# Crossley & Britsh Polar engines



## Stephen J. Card (Nov 5, 2006)

Just found two film on You Tube...

London River - A Review of Crossley Engines (c.1954)

&

British Polar engine Start Up



The first is one quite film on the river and good footage. The British polar Engine... well... sweet noise!

Stephen


----------



## chadburn (Jun 2, 2008)

Crossley two strokes were a great little engine, just needed a regular decoke.


----------



## Stephen J. Card (Nov 5, 2006)

chadburn said:


> Crossley two strokes were a great little engine, just needed a regular decoke.

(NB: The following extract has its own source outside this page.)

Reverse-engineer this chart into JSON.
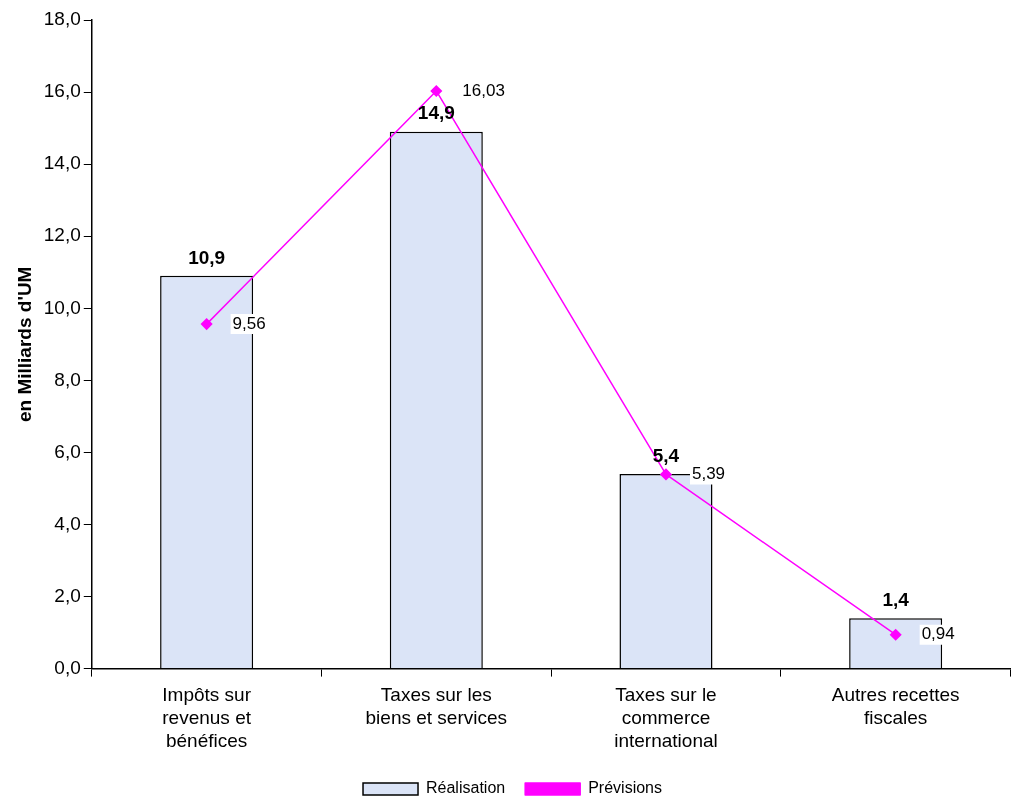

Had a pair of them in the Topsham and Tara II.... the former Red Funnel Tug/Tenders.... Gatcombe and Calshot. Gave long life for sure. Must admit that from the wheelhouse they were quiet... just enough to let you know that the revs were not at zero! It happened once.... even surprise the Chief and Second as well. Called down to the afterdeck asking what happen with the revs? He says, "I thought she was going rather slow as well!" 

Stephen


----------



## chadburn (Jun 2, 2008)

Good combination a Crossley 8 cyl and MWD gearbox, spent a period of time as Chief in the Home Trade whilst the first born was due down the slipway then it was back to the Foreign Trade.


----------



## Doxfordman (Mar 29, 2005)

Just been in Hong Kong, pretty sure the Star Ferries have Crossleys in them.


----------